Se gira, levanta la vista hacia nosotros. Creo que nos ha visto. Me escondo mejor. No, no nos ha visto: está demasiado tranquila. Es bellísima.
El perro sale de nuestro escondrijo. Intento cogerlo, pero no puedo. Se lanza en una carrera frenética hacia ella, ladrando, enfurecido. Se abalanza como un auténtico lobo sobre su víctima: dentelladas, sangre a borbotones.
Estoy verdaderamente asustado. Nunca había visto nada igual. Tengo miedo.
En cuestión de segundos, sólo quedan la cabeza y los huesos del pobre perro.

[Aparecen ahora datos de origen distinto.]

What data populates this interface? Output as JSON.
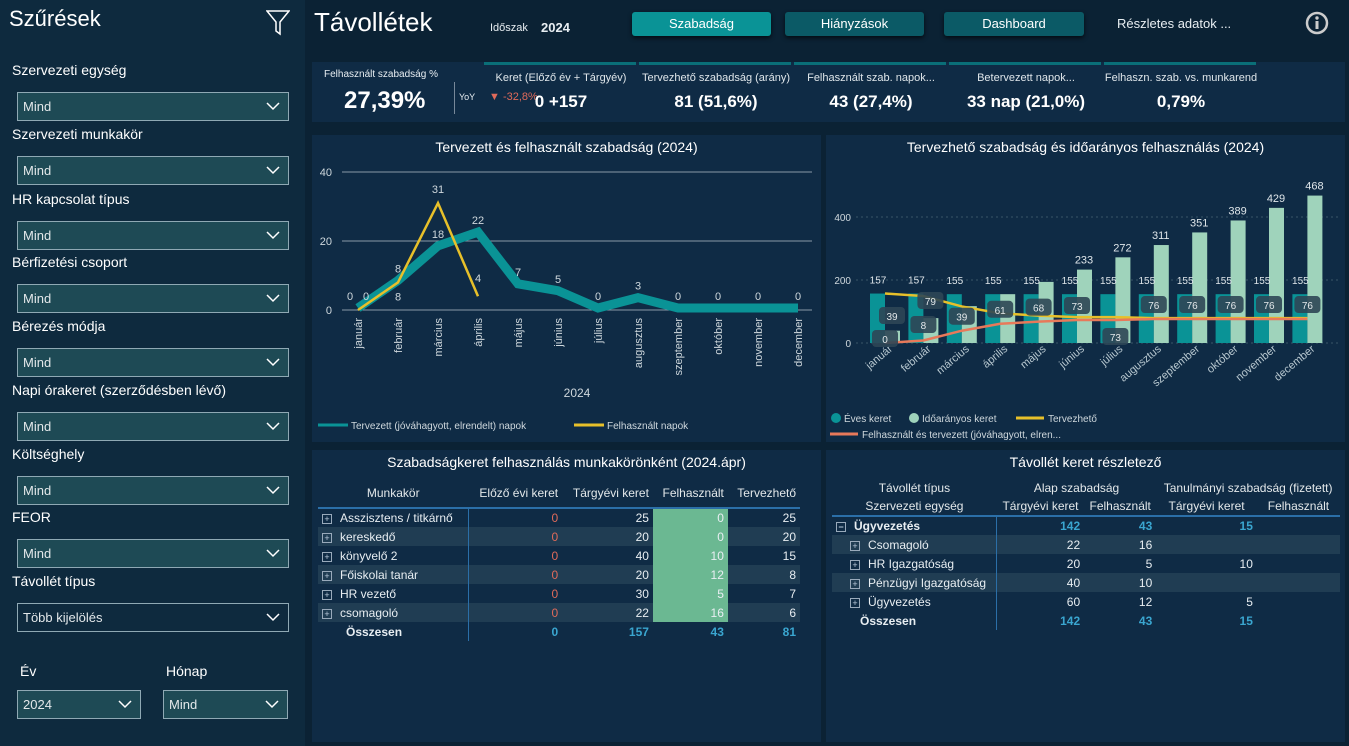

Levanto la vista, nuestras miradas se cruzan. Estoy paralizado. Su rostro y su pecho son de un rojo intenso; ríos de sangre recorren todo su cuerpo hasta sus pies. Inmóvil, no puedo dejar de mirarla. Quiero huir, pero mi nivel de reacción es nulo, estoy agarrotado. Ella me da la espalda y se vuelve a zambullir en el lago. Cojo la navaja, lanzo la cesta y salgo corriendo, corro con todas mis fuerzas, corro sin sentido. Solo. Asustado, aterrorizado. No sé dónde me encuentro. Las fuerzas empiezan a abandonarme, está anocheciendo, no puedo más. Caigo rendido en el suelo. Silencio. Solo.
Tengo que encontrar un lugar para pasar la noche. Una cueva. He tenido suerte, pasaré la noche aquí. Tengo candela, haré un fuego. Recojo toda la leña que puedo. La noche me rodea, tengo frío, tengo miedo. La tenue luz de la luna apenas me deja ver la entrada a mi morada. Mañana será otro día.
En plena oscuridad, ya en el interior de la cueva, amontono las ramas recogidas, enciendo el mechero, lo acerco a la montaña de leña. Suerte que de pequeño estuve de campamentos, no tarda en prender. La cueva se ilumina. Al otro lado de la fogata, está ella.